O julgamento foi concluído em sessão plenária realizada na quinta-feira, 18, com todos os ministros acompanhando o voto do relator, ministro Alexandre de Moraes. O magistrado entendeu que houve violação de direitos fundamentais da vítima durante a produção das provas e considerou inválidos os atos subsequentes praticados no processo.

Ao analisar o recurso apresentado por Mariana Ferrer, Moraes determinou que os autos retornem ao Judiciário de Santa Catarina para a realização de uma nova instrução processual. O ministro também estabeleceu que a nova fase seja conduzida por substitutos legais do juiz e do integrante do Ministério Público que atuaram na audiência original.

Além da decisão específica sobre o caso, o relator propôs uma tese de repercussão geral para orientar situações semelhantes em todo o país. Entre os pontos apresentados, está a possibilidade de declaração de nulidade de ofício ou por provocação do Ministério Público e da vítima, bem como a previsão de apuração de responsabilidades disciplinares, civis e criminais para agentes que descumprirem as regras de proteção às vítimas previstas na legislação.

Outra diretriz sugerida prevê que, em processos envolvendo crimes sexuais, as audiências de instrução possam ser gravadas e anexadas aos autos, desde que haja concordância da vítima e sejam preservadas as exigências de sigilo.

O caso teve origem em uma acusação feita por Mariana Ferrer em 2018. André de Camargo Aranha foi absolvido por insuficiência de provas em primeira instância, decisão posteriormente mantida nas instâncias superiores.
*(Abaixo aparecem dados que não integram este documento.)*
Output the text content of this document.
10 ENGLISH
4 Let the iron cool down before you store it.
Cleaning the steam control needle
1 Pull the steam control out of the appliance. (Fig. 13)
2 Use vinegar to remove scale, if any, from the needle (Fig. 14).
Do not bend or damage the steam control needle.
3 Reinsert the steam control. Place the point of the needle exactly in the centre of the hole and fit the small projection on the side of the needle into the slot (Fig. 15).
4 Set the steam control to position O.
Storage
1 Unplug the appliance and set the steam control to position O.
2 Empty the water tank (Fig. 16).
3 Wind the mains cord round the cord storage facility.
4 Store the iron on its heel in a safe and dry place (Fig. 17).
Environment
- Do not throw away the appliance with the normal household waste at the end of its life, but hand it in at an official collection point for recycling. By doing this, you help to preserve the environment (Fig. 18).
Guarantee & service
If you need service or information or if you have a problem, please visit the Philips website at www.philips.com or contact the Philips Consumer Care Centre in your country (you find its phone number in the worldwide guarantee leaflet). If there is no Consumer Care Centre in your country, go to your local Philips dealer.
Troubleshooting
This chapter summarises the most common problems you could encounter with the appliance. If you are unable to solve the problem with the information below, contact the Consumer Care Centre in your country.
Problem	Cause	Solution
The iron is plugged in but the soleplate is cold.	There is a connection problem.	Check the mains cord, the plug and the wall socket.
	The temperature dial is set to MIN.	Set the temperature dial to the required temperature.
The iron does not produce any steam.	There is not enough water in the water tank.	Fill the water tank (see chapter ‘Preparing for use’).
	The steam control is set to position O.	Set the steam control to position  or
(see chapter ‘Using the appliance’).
Em 2024, a Sexta Turma do Superior Tribunal de Justiça rejeitou um pedido de nulidade da audiência de instrução, entendendo que a alegação havia sido apresentada tardiamente e que eventual revisão exigiria reexame das provas do processo.

No recurso levado ao STF, Mariana Ferrer sustentou que seu depoimento não recebeu a devida consideração e argumentou que havia elementos probatórios que deveriam ser avaliados no conjunto do processo. O Supremo, contudo, decidiu invalidar a audiência e os atos posteriores, determinando a retomada da ação a partir da fase de instrução.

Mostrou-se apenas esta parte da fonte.